This article was previously published on Atrium Health's Daily Dose
What type of health care do women need in their 30s and 40s after having kids and before going through menopause? Gynecologist Dr. Jennifer Hong explains.
If you're a woman who's done having children or are not planning to have children, but you're not yet in menopause, how often do you need to see your gynecologist? Dr. Jennifer Hong, an obstetrician-gynecologist at Atrium Health Women's Care SouthPine OB-GYN, shares how often to see your provider and what you'll cover during those appointments.
Wellness and prevention in your 30s and 40s
A woman's body goes through many changes during her 30s and 40s. That's why it's essential to be connected with a health care provider who knows you and your health history.
"It's important for women in their 30s and 40s to see a gynecologist every year because our bodies are changing a lot during this time," says Hong.
She recommends women in this age group see their gynecologist yearly for a comprehensive health maintenance exam. This includes a Pap smear every three to five years to screen for Human papillomavirus (HPV) and cervical cancer. You may need more frequent Pap smears if your test results are abnormal.
"While we don't do Pap smears every year, we still do a lot of important preventive care at these visits," says Hong. "This includes a mental health and depression screening, clinical breast exam, and a pelvic exam where we check the uterus, ovaries, vagina and vulva."
During this yearly appointment, your gynecologist will review any health screenings you may need, such as a colorectal cancer screening or mammogram. You'll also discuss contraception, if needed.
"Some people think it's not possible to get pregnant at a certain age, but it's still possible to get pregnant until you go through menopause," says Hong.
Bone health is also important in a woman's 30s and 40s.
"We talk about risk reduction and preventive care for osteoporosis," Hong says. "We ensure you're getting adequate vitamin D supplementation, dietary calcium and exercise."
You'll also discuss vaccinations, including the HPV vaccine, if you haven't already been immunized.
Weight gain in your 30s and 40s
"The most common change I hear from patients is weight gain or difficulty losing weight," says Hong. "Many people describe eating a healthy diet and exercising regularly, but not being able to keep the weight off."
For some people, it's necessary to do more activity than they're used to for weight management, she says.
This could be taking the stairs instead of the elevator or walking during your lunch break. She also recommends incorporating strength training to build muscle, which can help boost your metabolism.
"Nutrition is also really important," says Hong. "There are a ton of fad diets out there and I don't ascribe to any particular one. But we do know that limiting refined sugars and simple carbs can be helpful. For some women, limiting animal proteins is helpful as well. Those are discussions we have with our patients and we can refer them to a nutritionist if needed."
Your menstrual cycle in your 30s and 40s
"A lot of women in this age group notice their menstrual cycle might change," says Hong. "Your cycle might shorten so you're having your period more frequently or it may become irregular."
If you have irregular periods, it's important to mention them to your provider so they can monitor your health.
Once you've gone 12 months without a period, you're considered to be in menopause.
Other health symptoms in your 30s and 40s
As your hormones change as you age, it's normal to experience changes in your health. The following symptoms warrant a trip to your doctor, says Hong: An increase in menstrual bleeding, pain with periods, passing clots during your period, missing your period for more than three months in a row, unmanageable hot flashes, pain during intercourse, vaginal dryness and unexplained pain and weight loss.
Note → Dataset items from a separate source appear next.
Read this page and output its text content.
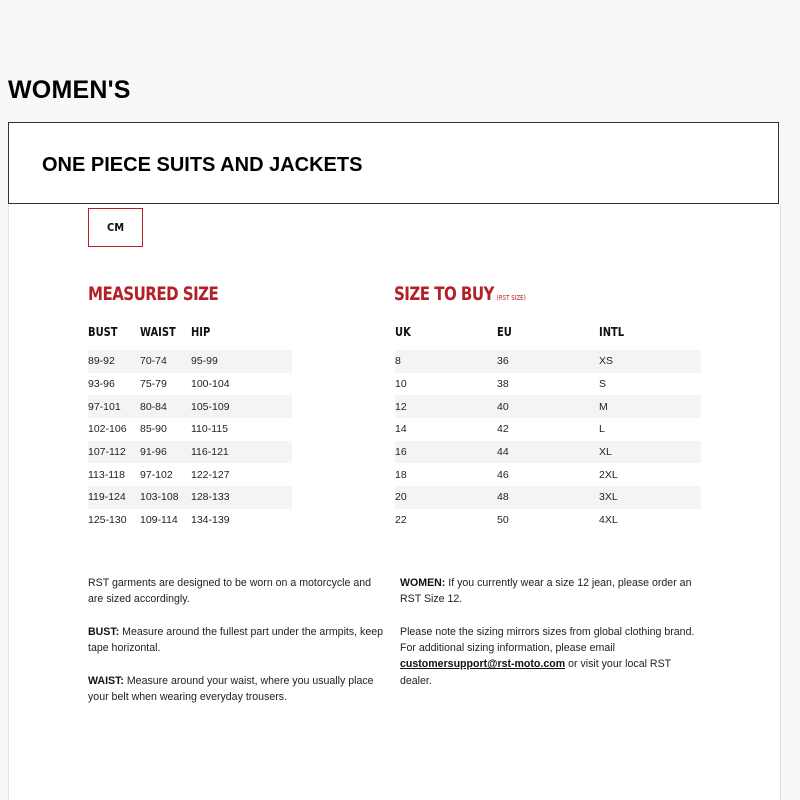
WOMEN'S
ONE PIECE SUITS AND JACKETS
CM
MEASURED SIZE	SIZE TO BUY (RST SIZE)
BUST WAIST HIP	UK	EU	INTL
89-92	70-74	95-99		8	36	XS
93-96	75-79	100-104		10	38	S
97-101	80-84	105-109		12	40	M
102-106	85-90	110-115		14	42	L
107-112	91-96	116-121		16	44	XL
113-118	97-102	122-127		18	46	2XL
119-124	103-108	128-133		20	48	3XL
125-130	109-114	134-139		22	50	4XL

RST garments are designed to be worn on a motorcycle and are sized accordingly.

BUST: Measure around the fullest part under the armpits, keep tape horizontal.

WAIST: Measure around your waist, where you usually place your belt when wearing everyday trousers.

WOMEN: If you currently wear a size 12 jean, please order an RST Size 12.

Please note the sizing mirrors sizes from global clothing brand. For additional sizing information, please email customersupport@rst-moto.com or visit your local RST dealer.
Your doctor can screen for underlying health issues or provide ways to alleviate uncomfortable symptoms.
Stress management in your 30s and 40s
A woman's 30s and 40s can also be mentally and emotionally demanding.
"This is a time of life when we tend to be at the peak of our careers, but we also may be raising young children or caring for aging parents," says Hong. "As women, we tend to put our own needs aside because we're busy tending to everyone else. That's why I encourage people to take time for themselves."
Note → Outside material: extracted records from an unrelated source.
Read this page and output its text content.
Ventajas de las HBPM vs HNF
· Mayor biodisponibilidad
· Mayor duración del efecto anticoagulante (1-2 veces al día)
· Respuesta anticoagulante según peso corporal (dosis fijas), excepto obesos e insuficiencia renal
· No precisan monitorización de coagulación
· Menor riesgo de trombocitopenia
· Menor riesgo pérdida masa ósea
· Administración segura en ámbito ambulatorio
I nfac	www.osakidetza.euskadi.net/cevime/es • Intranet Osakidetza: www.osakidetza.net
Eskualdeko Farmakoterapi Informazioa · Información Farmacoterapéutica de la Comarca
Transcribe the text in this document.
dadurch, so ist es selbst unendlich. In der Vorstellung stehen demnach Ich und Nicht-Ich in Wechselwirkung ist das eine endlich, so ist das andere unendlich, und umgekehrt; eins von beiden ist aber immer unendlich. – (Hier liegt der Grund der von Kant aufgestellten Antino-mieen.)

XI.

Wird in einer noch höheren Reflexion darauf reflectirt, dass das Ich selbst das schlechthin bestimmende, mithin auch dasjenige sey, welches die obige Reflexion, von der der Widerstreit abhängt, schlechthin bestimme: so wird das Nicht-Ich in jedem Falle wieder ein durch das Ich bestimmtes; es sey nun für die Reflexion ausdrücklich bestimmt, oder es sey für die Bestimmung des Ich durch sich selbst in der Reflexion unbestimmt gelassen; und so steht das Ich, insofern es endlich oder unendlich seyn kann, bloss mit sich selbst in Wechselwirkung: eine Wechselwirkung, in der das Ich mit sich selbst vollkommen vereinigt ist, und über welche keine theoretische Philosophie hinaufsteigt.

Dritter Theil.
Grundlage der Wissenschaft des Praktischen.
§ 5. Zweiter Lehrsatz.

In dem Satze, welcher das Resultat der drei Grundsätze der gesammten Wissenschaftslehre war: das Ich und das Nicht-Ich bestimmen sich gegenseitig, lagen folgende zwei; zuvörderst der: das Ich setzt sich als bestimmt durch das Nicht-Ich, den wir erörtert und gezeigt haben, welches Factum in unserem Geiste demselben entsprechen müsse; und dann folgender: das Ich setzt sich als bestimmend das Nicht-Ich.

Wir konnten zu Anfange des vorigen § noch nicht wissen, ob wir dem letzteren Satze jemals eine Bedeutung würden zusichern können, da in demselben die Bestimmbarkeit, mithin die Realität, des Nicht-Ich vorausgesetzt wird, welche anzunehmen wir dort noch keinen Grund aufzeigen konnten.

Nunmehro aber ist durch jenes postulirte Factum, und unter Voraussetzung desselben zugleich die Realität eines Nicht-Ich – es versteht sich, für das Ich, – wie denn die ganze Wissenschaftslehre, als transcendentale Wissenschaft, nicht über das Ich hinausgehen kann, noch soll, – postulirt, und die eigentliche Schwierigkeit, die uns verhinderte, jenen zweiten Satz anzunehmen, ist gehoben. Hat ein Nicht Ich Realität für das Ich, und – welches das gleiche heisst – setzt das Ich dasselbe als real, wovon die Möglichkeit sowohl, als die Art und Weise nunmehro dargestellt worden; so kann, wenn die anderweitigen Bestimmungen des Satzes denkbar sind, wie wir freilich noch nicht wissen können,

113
She encourages women to stay up to date on their health screenings, make time for hobbies, spend time with friends, travel, go to the theater, play sports or do other activities they enjoy.
If you're having difficulty managing stress, talk to your gynecologist. They can refer you to a counselor or therapist or discuss mediation for anxiety or depression if needed. For more complex mental health concerns, they can refer you to a psychiatrist.
Each life stage brings new joys and challenges. Staying connected with a health care provider like a gynecologist can help you stay mentally and physically healthy for the long term.